Xilinx’s, Bob Tait said: “Ten years ago, Xilinx started to combine FPGAs with processors, which has been a very successful product for us. It is being used across a very wide area of applications.
“Xilinx has been developing the family of products over the years - we now have a product that has five different ARM processors, as well as the FPGA fabric that’s built into it. It affords you a huge number of I/Os, so you can connect to many different sensors. With the FPGA fabric you have a lot of flexibility in the processing that you can implement and the types of sensors it can support.
On the network side, you can implement a large variety of network protocols. Then as the network standards evolve, you can change those even after you’ve shipped your products into the field. They are ‘Field Programmable’.
Tait contined: "The other thing that we built into the product is security. We have eight different layers of security implementation right down into the silicon. This allows you to build very secure products and connect securely from sensor through to network."

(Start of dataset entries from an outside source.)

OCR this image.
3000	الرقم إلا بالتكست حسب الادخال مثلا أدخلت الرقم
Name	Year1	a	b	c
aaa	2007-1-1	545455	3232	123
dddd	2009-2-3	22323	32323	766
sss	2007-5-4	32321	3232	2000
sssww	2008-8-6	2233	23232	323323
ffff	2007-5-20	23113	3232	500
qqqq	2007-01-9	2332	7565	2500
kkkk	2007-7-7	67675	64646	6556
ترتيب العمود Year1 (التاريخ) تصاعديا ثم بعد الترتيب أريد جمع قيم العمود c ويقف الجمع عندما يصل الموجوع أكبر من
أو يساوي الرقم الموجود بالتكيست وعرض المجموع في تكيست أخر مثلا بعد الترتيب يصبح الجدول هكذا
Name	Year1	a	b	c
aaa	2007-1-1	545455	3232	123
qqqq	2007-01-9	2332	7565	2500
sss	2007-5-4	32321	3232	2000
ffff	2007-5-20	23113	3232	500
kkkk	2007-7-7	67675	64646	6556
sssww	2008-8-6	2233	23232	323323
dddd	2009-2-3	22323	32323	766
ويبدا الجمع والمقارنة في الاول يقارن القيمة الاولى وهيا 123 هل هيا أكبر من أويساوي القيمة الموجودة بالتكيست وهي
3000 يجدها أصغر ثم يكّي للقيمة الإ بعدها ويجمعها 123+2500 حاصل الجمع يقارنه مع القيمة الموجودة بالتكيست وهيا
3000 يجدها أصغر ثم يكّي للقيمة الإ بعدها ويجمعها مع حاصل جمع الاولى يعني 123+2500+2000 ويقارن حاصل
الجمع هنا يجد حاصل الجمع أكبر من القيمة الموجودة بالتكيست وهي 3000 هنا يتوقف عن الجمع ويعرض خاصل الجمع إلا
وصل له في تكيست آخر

What Xilinx see in industrial environments is lots of different sensors and lots of different types of data being measured. For example, you might be monitoring a motor system; the speed of it, the current, the temperature of different parts of the system; and all of those different sensors will be able to feed into one chip from Xilinx that will be able to do all the processing.
Tait added: "There is a huge portfolio of products that we offer in this space, covering wide ranges of requirements from very small products to complex and sophisticated, high performance products."
Across all of these different areas, one trend that we see dominating discussion with customers is machine learning.
It is being implemented in lots of different parts of the IIoT space.
Machine learning collects data and creates an analysis that you can use to create a model that can be put into the edge. So you can effectively implement intelligence on a macro scale but within a very compact format.
It’s an area of a lot of innovation. It’s an area I’d suggest you look into if you’re looking for opportunities.
Tait concluded: "Another big driver in industrial is vision, which is cutting across a whole range of applications. So we see it in consumer, Virtual Reality (VR), Augmented Reality (AR); we also see it in automotive and aeronautics.
Machine learning is a key part of that, because it is taking these smart vision systems (where you can make some decisions about what is going on in the environment based on the image data you are collecting), to a system that is autonomous; cobots, autonomous cars, etc.
So that’s the trend we are seeing at moment in the vision space. So going from smart vision (e.g., object attention), to autonomous systems (e.g., drone collision avoidance based on camera input).